En fait, les immigrants s'intègrent plus rapidement au Canada anglais qu'au Québec grâce au rôle unificateur d'une langue internationale, mais surtout parce que, comme le démontrent toutes les statistiques, ils y trouvent plus facilement du travail qu'au Québec.
À Toronto, Vancouver ou Calgary, les Chinois ou les Indiens deviennent, dès la deuxième génération, des Canadiens anglais à part entière, à cette différence près qu'ils ont gardé, tout comme les Italiens et les Libanais de Montréal, certaines traditions familiales et culinaires.
Le multiculturalisme canadien contemporain, loin de promouvoir le repli communautaire, est plutôt une variante de la tolérance.
On accepte la persistance (temporaire, par définition) des coutumes et des langues étrangères. Les immigrants parlent leur langue entre eux? Ils portent des hijabs ou des turbans? Pas de problème.
Or, cette tolérance fait justement partie de l'intégration, car elle évite de brusquer les choses et de braquer des communautés contre la société d'accueil.
Parce qu'il ne vit pas, comme le Québec, dans la crainte perpétuelle de perdre sa langue et sa culture, le Canada anglais est plus ouvert aux accommodements: congés religieux, menus plurilingues, signes vestimentaires, etc.
L'approche autoritaire de la France, qui sert de modèle au projet de charte québécoise, a le résultat inverse: les replis communautaires y sont plus intenses, plus durables et plus agressifs, et les immigrants, parqués dans des cités de banlieue, développent une culture de ghetto.
Au Canada anglais, les rares ghettos culturels n'ont rien à voir avec le multiculturalisme: ils sont dus soit au fondamentalisme religieux, soit à la pauvreté de familles désertées par les pères, comme chez les Jamaïcains de Toronto.
Il y a des excès, bien sûr, qui ont donné au modèle canadien sa mauvaise réputation, le plus récent étant cette classe de yoga, en Nouvelle-Écosse, où l'on a établi une ségrégation entre hommes et femmes pour accommoder un client islamiste.
Mais comme cela s'est produit dans le cas de l'Université York, dès que ces excès sont dévoilés, la population proteste. Le Canadien anglais moyen n'aime pas les accommodements déraisonnables davantage que le Québécois moyen.
Le Canada anglais serait-il, contrairement au melting pot américain, une mosaïque où se côtoient des groupes ayant gardé chacun sa spécificité culturelle?
C'est encore un mythe, inventé celui-là par les intellectuels nationalistes canadiens-anglais, qui cherchent toujours désespérément à se différencier des Américains.
Dans la réalité, les immigrants adoptent les us et coutumes de la société canadienne au même rythme qu'aux États-Unis: la première génération, privée de points de repère, se replie sur sa communauté. La deuxième est intégrée, et la troisième, assimilée.

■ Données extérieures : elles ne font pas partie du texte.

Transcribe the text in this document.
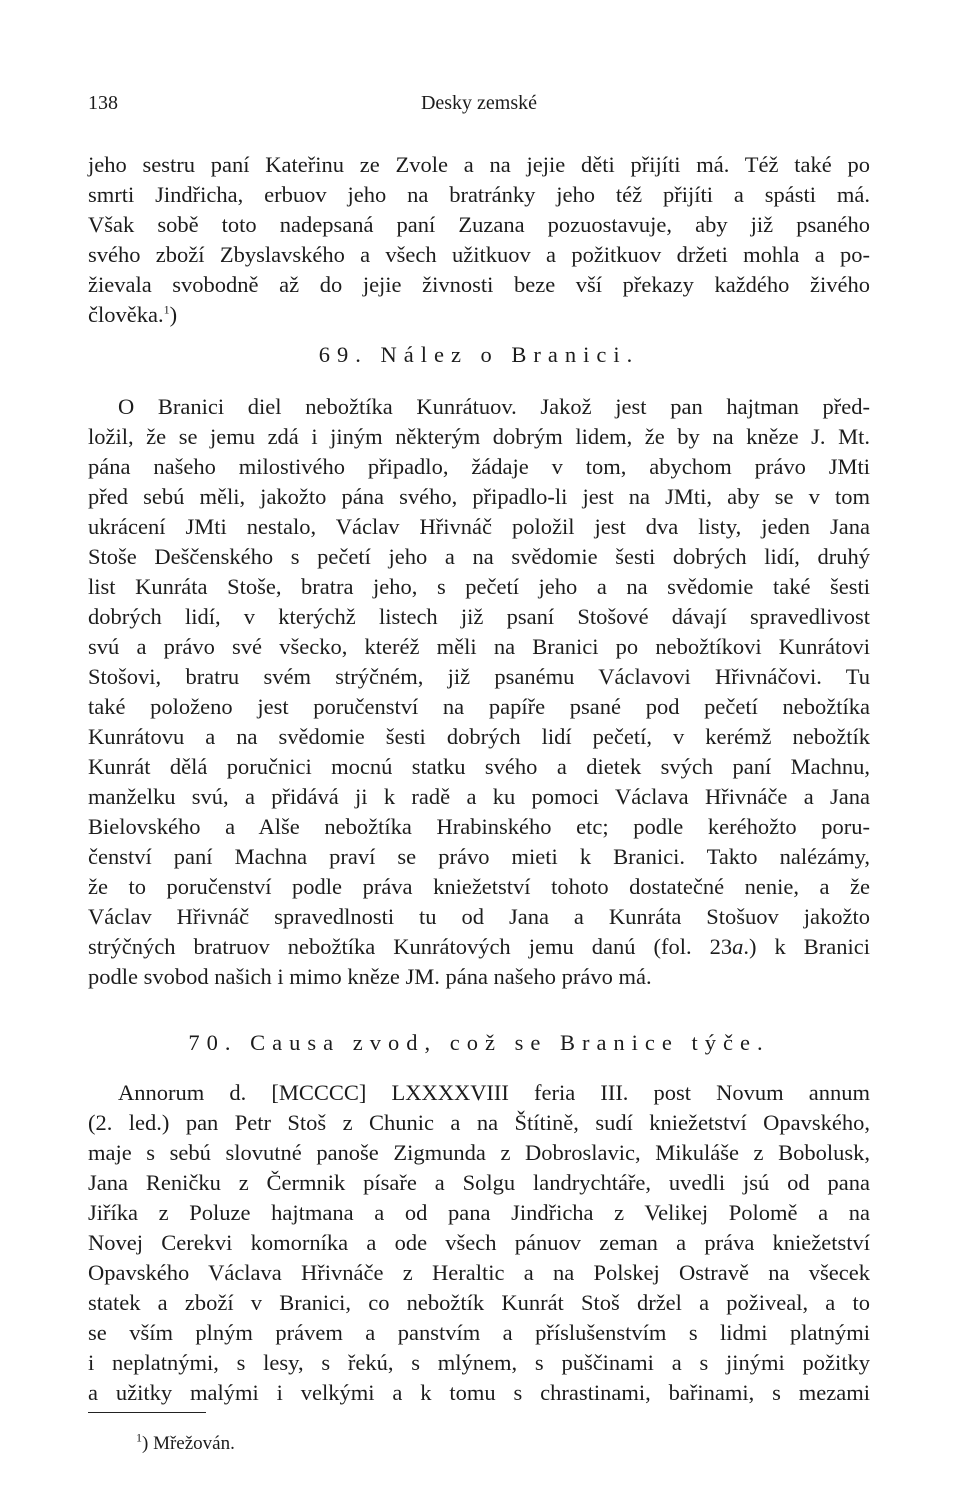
138	Desky zemské
jeho sestru paní Kateřinu ze Zvole a na jejie děti přijíti má. Též také po
smrti Jindřicha, erbuov jeho na bratránky jeho též přijíti a spásti má.
Však sobě toto nadepsaná paní Zuzana pozuostavuje, aby již psaného
svého zboží Zbyslavského a všech užitkuov a požitkuov držeti mohla a po-
žievala svobodně až do jejie živnosti beze vší překazy každého živého
člověka.$^1$)
69. Nález o Branici.
O Branici diel nebožtíka Kunrátuov. Jakož jest pan hajtman před-
ložil, že se jemu zdá i jiným některým dobrým lidem, že by na kněze J. Mt.
pána našeho milostivého připadlo, žádaje v tom, abychom právo JMti
před sebú měli, jakožto pána svého, připadlo-li jest na JMti, aby se v tom
ukrácení JMti nestalo, Václav Hřivnáč položil jest dva listy, jeden Jana
Stoše Deščenského s pečetí jeho a na svědomie šesti dobrých lidí, druhý
list Kunráta Stoše, bratra jeho, s pečetí jeho a na svědomie také šesti
dobrých lidí, v kterýchž listech již psaní Stošové dávají spravedlivost
svú a právo své všecko, kteréž měli na Branici po nebožtíkovi Kunrátovi
Stošovi, bratru svém strýčném, již psanému Václavovi Hřivnáčovi. Tu
také položeno jest poručenství na papíře psané pod pečetí nebožtíka
Kunrátovu a na svědomie šesti dobrých lidí pečetí, v kerémž nebožtík
Kunrát dělá poručnici mocnú statku svého a dietek svých paní Machnu,
manželku svú, a přidává ji k radě a ku pomoci Václava Hřivnáče a Jana
Bielovského a Alše nebožtíka Hrabinského etc; podle keréhožto poru-
čenství paní Machna praví se právo mieti k Branici. Takto nalézámy,
že to poručenství podle práva kniežetství tohoto dostatečné nenie, a že
Václav Hřivnáč spravedlnosti tu od Jana a Kunráta Stošuov jakožto
strýčných bratruov nebožtíka Kunrátových jemu danú (fol. 23a.) k Branici
podle svobod našich i mimo kněze JM. pána našeho právo má.
70. Causa zvod, což se Branice týče.
Annorum d. [MCCCC] LXXXXVIII feria III. post Novum annum
(2. led.) pan Petr Stoš z Chunic a na Štítině, sudí kniežetství Opavského,
maje s sebú slovutné panoše Zigmunda z Dobroslavic, Mikuláše z Bobolusk,
Jana Reničku z Čermnik písaře a Solgu landrychtáře, uvedli jsú od pana
Jiříka z Poluze hajtmana a od pana Jindřicha z Velikej Polomě a na
Novej Cerekvi komorníka a ode všech pánuov zeman a práva kniežetství
Opavského Václava Hřivnáče z Heraltic a na Polskej Ostravě na všecek
statek a zboží v Branici, co nebožtík Kunrát Stoš držel a poživeal, a to
se vším plným právem a panstvím a příslušenstvím s lidmi platnými
i neplatnými, s lesy, s řekú, s mlýnem, s puščinami a s jinými požitky
a užitky malými i velkými a k tomu s chrastinami, bařinami, s mezami
$^1$) Mřežován.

L'intégration se fait mieux au Canada anglais qu'en Grande-Bretagne, tout comme d'ailleurs elle se fait mieux au Québec qu'en France, pour deux raisons principales: ici, la plupart des immigrants ont été sélectionnés, et le Canada n'a pas de passé colonial.
Bref, l'immigration pose de plus grands défis au Québec qu'au Canada anglais en raison de la langue et de l'insécurité de la société d'accueil. Quant au reste, les différences sont minimes.